La Lega trumpista non ha nulla da dire sul catastrofico accordo sui dazi?
Nessuno ha forza e coraggio nella Salvini Premier per dire che il Nord ha preso una bastonata senza precedenti? Il solo pensiero fisso del senatore eletto a Reggio Calabria è unire le sponde di Scilla e Cariddi?
Intanto passerà alla memoria come l’Europa che non vogliamo, sottomessa, debole, remissiva, quella che abbiamo visto all’incontro scozzese nel riservato golf club di proprietà del presidente americano dove è stato siglato l’accordo tra la commissaria von der Leyen e Donald Trump.
Già firmare un accordo istituzionale in uno spazio privato dove si va a divertire il presidente Usa, la dice lunga sul garbo e il rispetto verso chi rappresenta il nostro Continente.
Un patto al ribasso per una Europa forte con i “deboli” stati nazionali e debole con l’arrembante presidente Usa che ha portato a casa quello che alla fine voleva. Fare cassa, con la nostra pelle.
Persino lo Svimez che si occupa di sviluppo del Mezzogiorno ci ricorda che la prospettiva prevede una riduzione del Pil di 6,296 miliardi (-0,3%), di una diminuzione delle esportazioni di 8,627 miliardi (-14%) e un calo delle unità di lavoro di 103.892 (-0,4%). L
In altri numeri, il Pil sarebbe messo a dieta di 5,43 miliardi (-0,2%), le esportazioni di 7,44 miliardi (-12%) e i posti di lavoro di 89.645 unità (-0,34%). Per il Mezzogiorno, oggetto degli studi Svimez, si avrebbe una riduzione delle esportazioni di 705 milioni (-11%), del Pil di 482 milioni (-0,1%) e di 8.519 unità di lavoro (-0,12%).
Ma il conto arriva in Padania. Parlando di Lombardia, epicentro del Nord, il botto sarebbe peggiore, con un impatto più significativo con circa un quarto del Pil che si perderebbe nel complesso in Italia per i dazi al 15% proveniente da questa regione (1.576 milioni di euro la stima della diminuzione su 6.296 complessivi ).

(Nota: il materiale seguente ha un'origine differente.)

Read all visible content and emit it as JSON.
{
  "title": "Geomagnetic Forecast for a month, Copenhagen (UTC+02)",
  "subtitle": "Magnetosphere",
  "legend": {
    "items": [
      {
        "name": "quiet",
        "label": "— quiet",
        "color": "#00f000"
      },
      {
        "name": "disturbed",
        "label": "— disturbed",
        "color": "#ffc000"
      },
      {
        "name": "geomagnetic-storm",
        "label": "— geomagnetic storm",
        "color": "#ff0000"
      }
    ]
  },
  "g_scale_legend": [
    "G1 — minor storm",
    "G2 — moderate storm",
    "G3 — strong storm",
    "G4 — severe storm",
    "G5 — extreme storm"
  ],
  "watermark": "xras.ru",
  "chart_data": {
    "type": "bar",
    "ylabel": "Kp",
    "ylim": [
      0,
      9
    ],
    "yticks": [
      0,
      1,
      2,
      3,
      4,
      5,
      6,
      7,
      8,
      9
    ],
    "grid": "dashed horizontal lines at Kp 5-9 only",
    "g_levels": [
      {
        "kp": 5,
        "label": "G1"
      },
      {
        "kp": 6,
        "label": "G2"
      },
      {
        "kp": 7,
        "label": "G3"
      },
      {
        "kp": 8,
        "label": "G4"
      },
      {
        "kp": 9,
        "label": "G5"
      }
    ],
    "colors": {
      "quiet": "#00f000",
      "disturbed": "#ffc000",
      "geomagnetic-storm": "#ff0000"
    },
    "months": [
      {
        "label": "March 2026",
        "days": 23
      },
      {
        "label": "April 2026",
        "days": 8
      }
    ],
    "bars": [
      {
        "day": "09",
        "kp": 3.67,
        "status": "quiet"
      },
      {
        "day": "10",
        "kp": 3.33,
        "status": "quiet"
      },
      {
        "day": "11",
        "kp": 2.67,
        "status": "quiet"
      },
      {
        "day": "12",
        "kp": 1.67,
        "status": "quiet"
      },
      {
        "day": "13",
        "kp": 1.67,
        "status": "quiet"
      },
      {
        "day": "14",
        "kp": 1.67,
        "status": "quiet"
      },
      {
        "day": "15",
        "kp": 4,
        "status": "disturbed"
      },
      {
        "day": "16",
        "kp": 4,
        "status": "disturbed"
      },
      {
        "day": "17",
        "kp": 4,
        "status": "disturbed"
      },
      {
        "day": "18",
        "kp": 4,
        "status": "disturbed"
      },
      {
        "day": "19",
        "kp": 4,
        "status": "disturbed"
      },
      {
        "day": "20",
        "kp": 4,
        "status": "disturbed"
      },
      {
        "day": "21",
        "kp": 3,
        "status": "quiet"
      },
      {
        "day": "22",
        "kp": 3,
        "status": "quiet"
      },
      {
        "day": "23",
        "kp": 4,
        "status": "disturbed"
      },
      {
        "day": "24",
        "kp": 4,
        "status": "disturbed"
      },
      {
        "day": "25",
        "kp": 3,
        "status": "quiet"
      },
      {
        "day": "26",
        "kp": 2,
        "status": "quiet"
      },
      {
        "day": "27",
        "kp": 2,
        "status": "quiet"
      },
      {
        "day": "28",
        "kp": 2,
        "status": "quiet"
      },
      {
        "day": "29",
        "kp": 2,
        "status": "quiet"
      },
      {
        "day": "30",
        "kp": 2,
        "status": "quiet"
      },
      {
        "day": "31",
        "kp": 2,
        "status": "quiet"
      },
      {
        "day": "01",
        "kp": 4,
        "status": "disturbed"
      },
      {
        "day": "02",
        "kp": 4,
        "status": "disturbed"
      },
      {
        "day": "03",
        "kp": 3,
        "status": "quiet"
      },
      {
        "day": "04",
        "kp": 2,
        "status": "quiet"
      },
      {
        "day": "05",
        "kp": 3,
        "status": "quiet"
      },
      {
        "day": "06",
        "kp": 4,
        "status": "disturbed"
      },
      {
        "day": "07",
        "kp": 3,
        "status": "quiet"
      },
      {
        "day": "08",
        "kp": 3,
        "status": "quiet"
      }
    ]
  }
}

E Svimez aggiunge anche che si concentra in Lombardia anche un quarto delle esportazioni che si perderebbero (2.161 milioni) e un quarto delle unità di lavoro perse (25.999 su quasi 104mila in meno in Italia).
Ma è anche il resto del Paese a perderci, chi più chi meno. Nel Mezzogiorno l’agrindustria perderebbe 234 milioni di esportazioni su una perdita attesa nel complesso nella regione di 705 milioni seguita dalla farmaceutica (-133 milioni) e dalla meccanica (-85). La sola Campania perderebbe 268 milioni di esportazioni concentrate per quasi la metà (il 46%) nell’agrindustria (-123).